USA Surgery Today

Total energy requirement for all patients includes resting energy expenditure, energy allotted to physical activity, and diet-induced thermogenesis. By definition, resting energy expenditure encompasses the body’s energy requirement for growth. Physical activity, which is low in the postoperative period or during severe illness, and diet-induced thermogenesis are of reduced significance in the surgical patient. Knowledge of resting energy expenditure and its changes following critical illness or operation is important because it directly impacts energy requirements.

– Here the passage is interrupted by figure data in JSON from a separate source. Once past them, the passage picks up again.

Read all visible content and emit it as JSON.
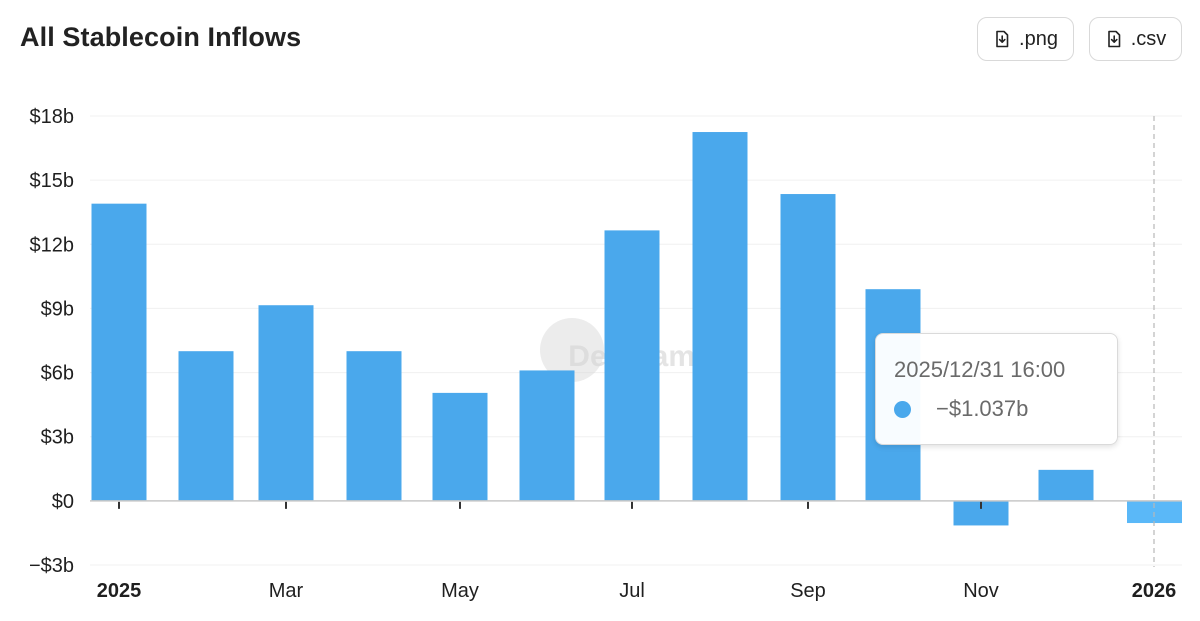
{
  "page": {
    "title": "All Stablecoin Inflows",
    "buttons": [
      {
        "label": ".png",
        "icon": "download-icon"
      },
      {
        "label": ".csv",
        "icon": "download-icon"
      }
    ],
    "watermark": "DefiLlama"
  },
  "tooltip": {
    "date": "2025/12/31 16:00",
    "value": "−$1.037b",
    "color": "#4aa8ec"
  },
  "chart_data": {
    "type": "bar",
    "title": "All Stablecoin Inflows",
    "categories": [
      "2025-01",
      "2025-02",
      "2025-03",
      "2025-04",
      "2025-05",
      "2025-06",
      "2025-07",
      "2025-08",
      "2025-09",
      "2025-10",
      "2025-11",
      "2025-12",
      "2025-12-31"
    ],
    "series": [
      {
        "values": [
          13.9,
          7.0,
          9.15,
          7.0,
          5.05,
          6.1,
          12.65,
          17.25,
          14.35,
          9.9,
          -1.15,
          1.45,
          -1.037
        ]
      }
    ],
    "x_tick_labels": [
      "2025",
      "Mar",
      "May",
      "Jul",
      "Sep",
      "Nov",
      "2026"
    ],
    "x_tick_bold": [
      "2025",
      "2026"
    ],
    "y_tick_values": [
      -3,
      0,
      3,
      6,
      9,
      12,
      15,
      18
    ],
    "y_tick_labels": [
      "−$3b",
      "$0",
      "$3b",
      "$6b",
      "$9b",
      "$12b",
      "$15b",
      "$18b"
    ],
    "ylim": [
      -3,
      18
    ],
    "unit": "b",
    "colors": {
      "bar": "#4aa8ec",
      "bar_highlight": "#5ab8f8",
      "grid": "#f0f0f0",
      "axis": "#c8c8c8"
    },
    "grid": true,
    "highlighted_index": 12
  }
}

Resting energy expenditure can be measured in a variety of ways, including direct and indirect calorimetry, as well as stable isotopic techniques. The direct method measures the heat released by a subject at rest and during various activities. This method is based on the principle that all energy is eventually converted to heat. In practice, the subject is placed in a thermally isolated chamber with sensitive temperature measurement over a given period of time (7). A change in temperature of the chamber is used to calculate the energy discharged, and therefore fuel oxidized, during the time period. Although precise, this method is not practical for most pediatric or ill patients (8).

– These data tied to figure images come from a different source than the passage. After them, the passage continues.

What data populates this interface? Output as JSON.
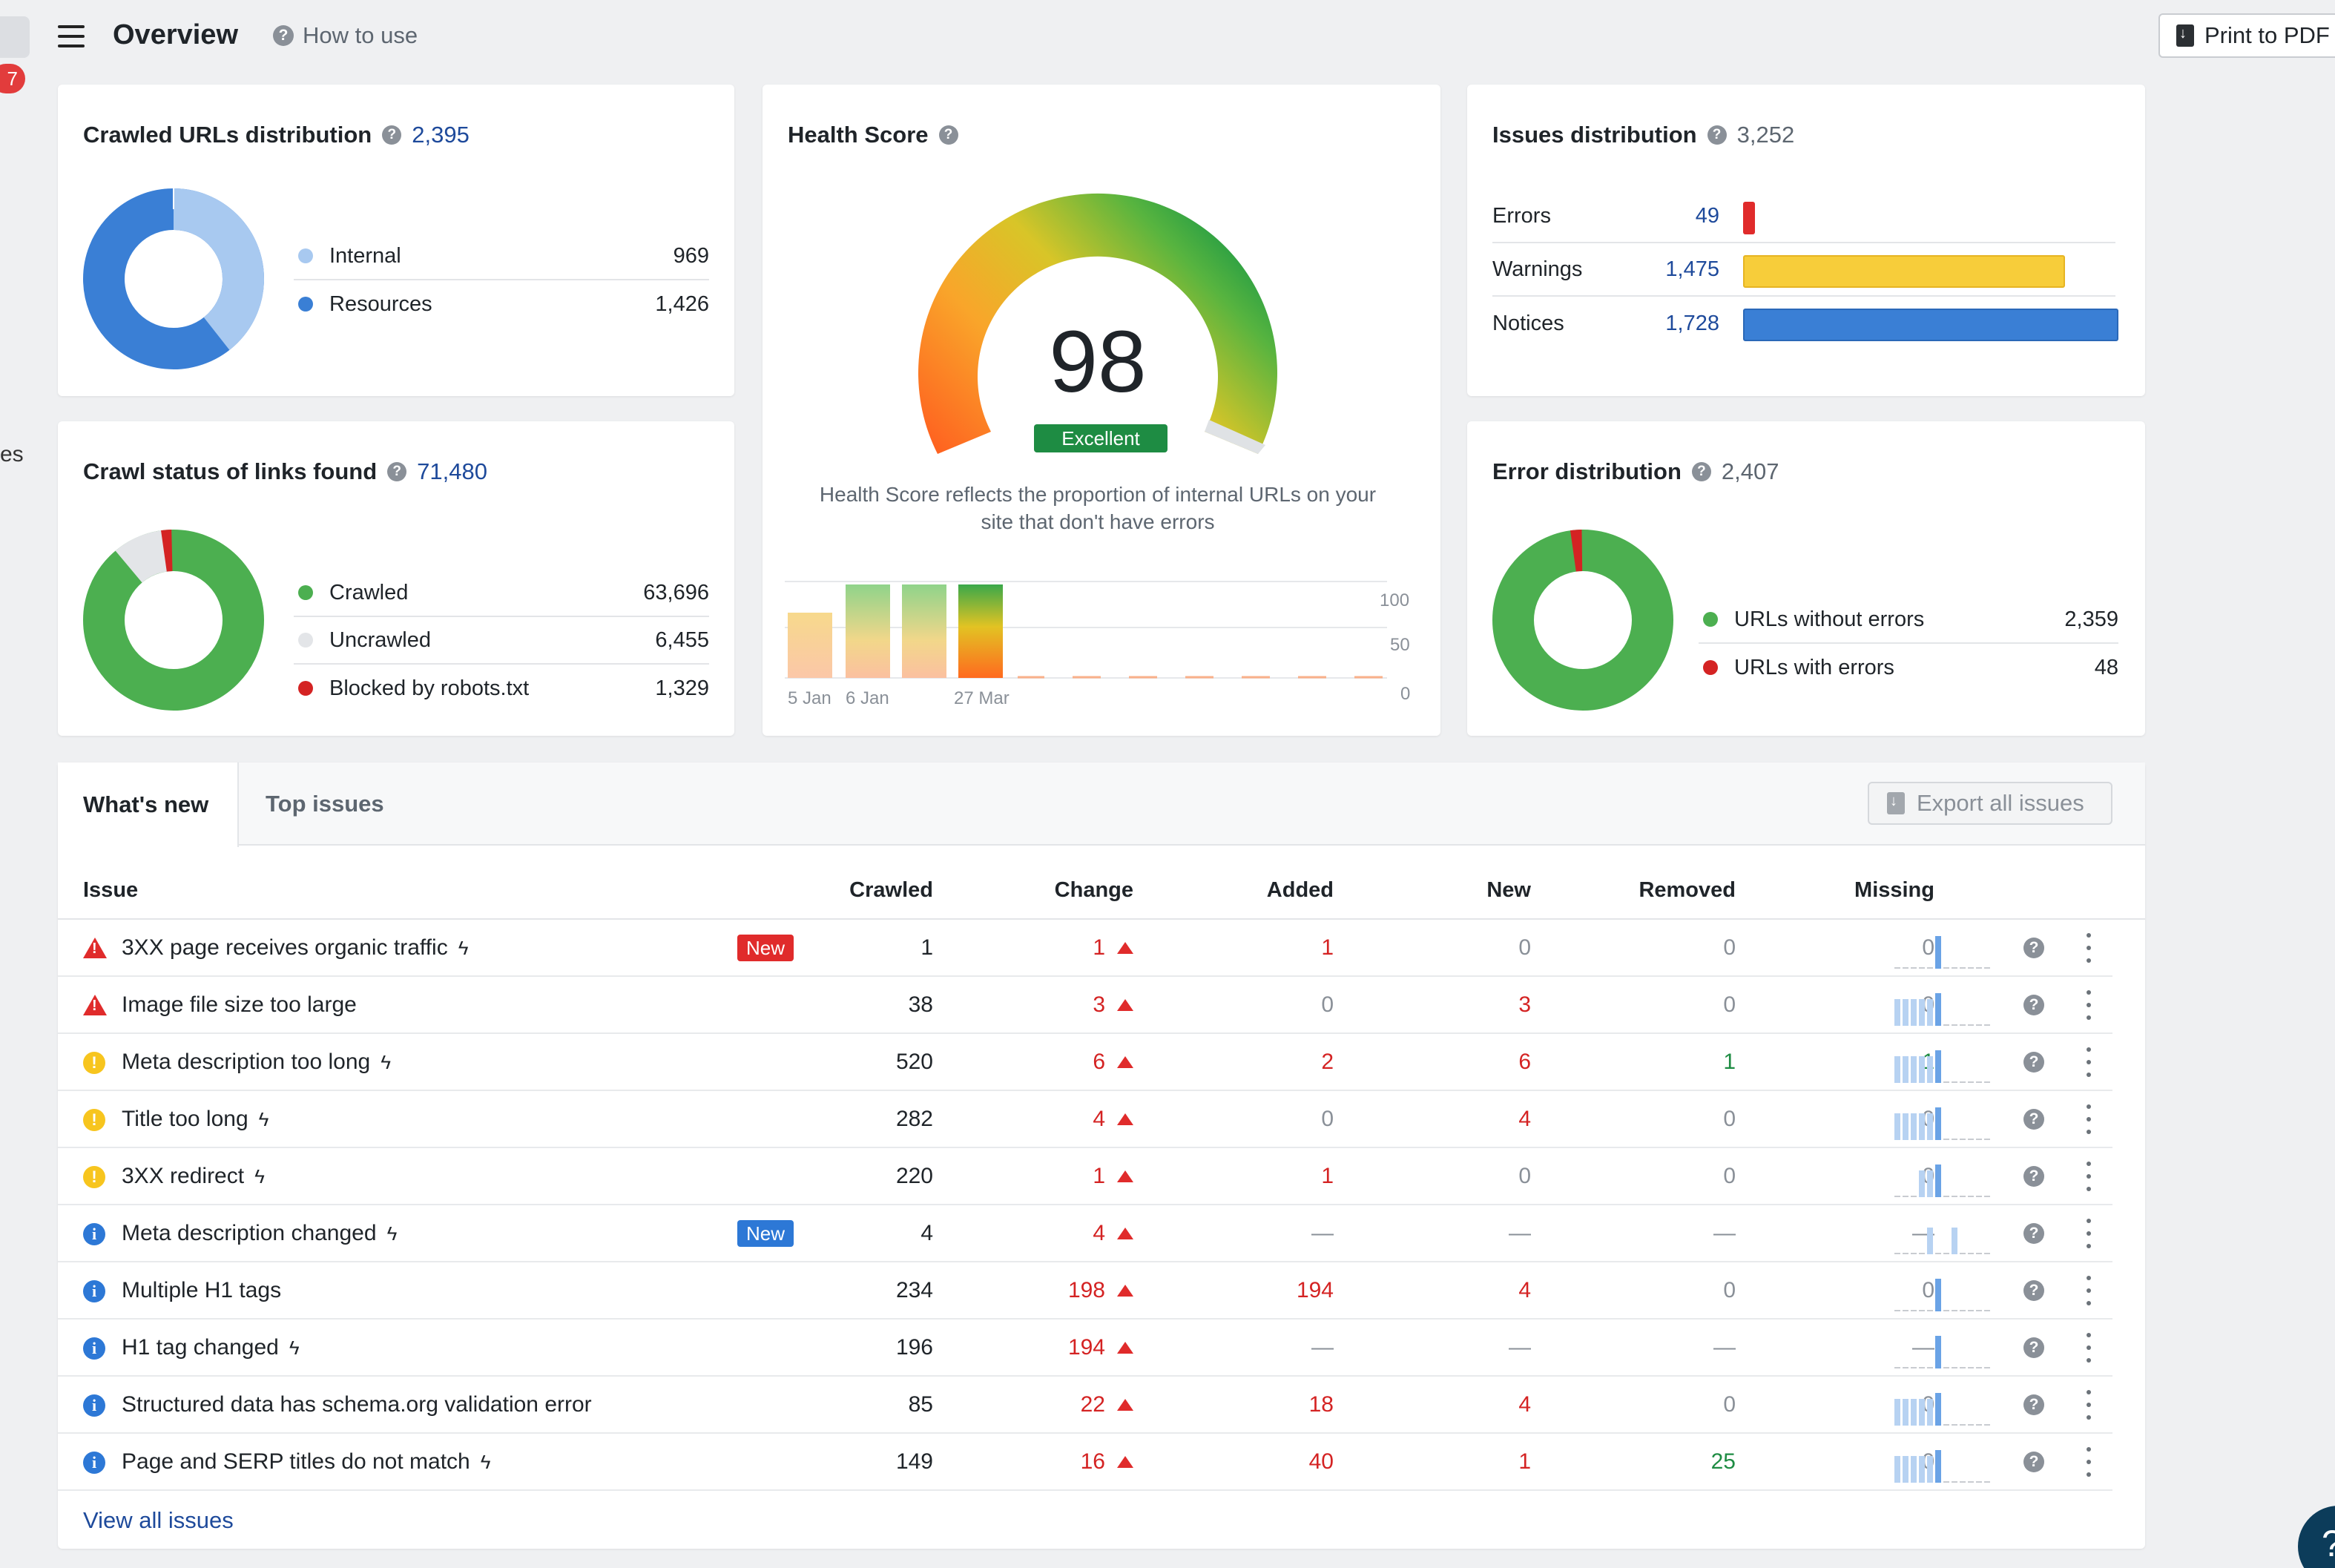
{
  "header": {
    "title": "Overview",
    "how_to_use": "How to use",
    "print_label": "Print to PDF",
    "left_badge": "7",
    "left_stub_text": "es"
  },
  "crawled_urls": {
    "title": "Crawled URLs distribution",
    "total": "2,395",
    "items": [
      {
        "label": "Internal",
        "value": "969",
        "color": "#a8c9f0"
      },
      {
        "label": "Resources",
        "value": "1,426",
        "color": "#3a7fd5"
      }
    ]
  },
  "crawl_status": {
    "title": "Crawl status of links found",
    "total": "71,480",
    "items": [
      {
        "label": "Crawled",
        "value": "63,696",
        "color": "#4caf50"
      },
      {
        "label": "Uncrawled",
        "value": "6,455",
        "color": "#e3e5e8"
      },
      {
        "label": "Blocked by robots.txt",
        "value": "1,329",
        "color": "#d42323"
      }
    ]
  },
  "health": {
    "title": "Health Score",
    "score": "98",
    "rating": "Excellent",
    "description_line1": "Health Score reflects the proportion of internal URLs on your",
    "description_line2": "site that don't have errors",
    "x_labels": [
      "5 Jan",
      "6 Jan",
      "27 Mar"
    ],
    "y_labels": [
      "100",
      "50",
      "0"
    ]
  },
  "issues_dist": {
    "title": "Issues distribution",
    "total": "3,252",
    "rows": [
      {
        "label": "Errors",
        "value": "49",
        "color": "#e02b2b"
      },
      {
        "label": "Warnings",
        "value": "1,475",
        "color": "#f7cd3a"
      },
      {
        "label": "Notices",
        "value": "1,728",
        "color": "#3a7fd5"
      }
    ]
  },
  "error_dist": {
    "title": "Error distribution",
    "total": "2,407",
    "items": [
      {
        "label": "URLs without errors",
        "value": "2,359",
        "color": "#4caf50"
      },
      {
        "label": "URLs with errors",
        "value": "48",
        "color": "#d42323"
      }
    ]
  },
  "table": {
    "tab_active": "What's new",
    "tab_inactive": "Top issues",
    "export_label": "Export all issues",
    "columns": [
      "Issue",
      "Crawled",
      "Change",
      "Added",
      "New",
      "Removed",
      "Missing"
    ],
    "new_tag": "New",
    "rows": [
      {
        "severity": "error",
        "name": "3XX page receives organic traffic",
        "bolt": true,
        "tag": "New",
        "tag_color": "#e02b2b",
        "crawled": "1",
        "change": "1",
        "added": "1",
        "new": "0",
        "removed": "0",
        "missing": "0"
      },
      {
        "severity": "error",
        "name": "Image file size too large",
        "bolt": false,
        "tag": "",
        "crawled": "38",
        "change": "3",
        "added": "0",
        "new": "3",
        "removed": "0",
        "missing": "0"
      },
      {
        "severity": "warning",
        "name": "Meta description too long",
        "bolt": true,
        "tag": "",
        "crawled": "520",
        "change": "6",
        "added": "2",
        "new": "6",
        "removed": "1",
        "missing": "1"
      },
      {
        "severity": "warning",
        "name": "Title too long",
        "bolt": true,
        "tag": "",
        "crawled": "282",
        "change": "4",
        "added": "0",
        "new": "4",
        "removed": "0",
        "missing": "0"
      },
      {
        "severity": "warning",
        "name": "3XX redirect",
        "bolt": true,
        "tag": "",
        "crawled": "220",
        "change": "1",
        "added": "1",
        "new": "0",
        "removed": "0",
        "missing": "0"
      },
      {
        "severity": "info",
        "name": "Meta description changed",
        "bolt": true,
        "tag": "New",
        "tag_color": "#2d78d6",
        "crawled": "4",
        "change": "4",
        "added": "—",
        "new": "—",
        "removed": "—",
        "missing": "—"
      },
      {
        "severity": "info",
        "name": "Multiple H1 tags",
        "bolt": false,
        "tag": "",
        "crawled": "234",
        "change": "198",
        "added": "194",
        "new": "4",
        "removed": "0",
        "missing": "0"
      },
      {
        "severity": "info",
        "name": "H1 tag changed",
        "bolt": true,
        "tag": "",
        "crawled": "196",
        "change": "194",
        "added": "—",
        "new": "—",
        "removed": "—",
        "missing": "—"
      },
      {
        "severity": "info",
        "name": "Structured data has schema.org validation error",
        "bolt": false,
        "tag": "",
        "crawled": "85",
        "change": "22",
        "added": "18",
        "new": "4",
        "removed": "0",
        "missing": "0"
      },
      {
        "severity": "info",
        "name": "Page and SERP titles do not match",
        "bolt": true,
        "tag": "",
        "crawled": "149",
        "change": "16",
        "added": "40",
        "new": "1",
        "removed": "25",
        "missing": "0"
      }
    ],
    "view_all": "View all issues"
  },
  "help_fab": "?"
}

Children and adults rely on the release of energy from ingested nutrients or established body stores to fuel the work of the human body. In this way, the energy derived from the degradation of large substrate molecules is used to synthesize high-energy phosphate bonds in the form of adenosine triphosphate (ATP). The bulk of energy metabolism in the human is performed in the aerobic setting, although anaerobic pathways exist and indeed are accentuated in the setting of stress or disease. The hydrolytic cleavage of a phosphate group from ATP, thereby producing adenosine diphosphate, provides much of the energy needed for cellular reactions.

The major sources of energy to fuel the processes of work are carbohydrate, lipid, and protein. These substrates are degraded by the body into the currency of energy metabolism: glucose, fatty acids, and amino acids. For most tissues, fatty acids are the major source for oxidative energy production. However, glucose is of great importance because it is the preferred energy source for cells in the central nervous system, renal medulla, and erythrocytes. These tissues cannot take up fatty acids from the systemic circulation, and therefore rely on glucose or ketone bodies during starvation. Pathways exist to synthesize glucose from the breakdown of amino acid and lipid substrates, a process that is accelerated in critical illness. In general, the breakdown and synthesis of glucose, lipid, and protein are tightly controlled by neural, hormonal, and allosteric regulation.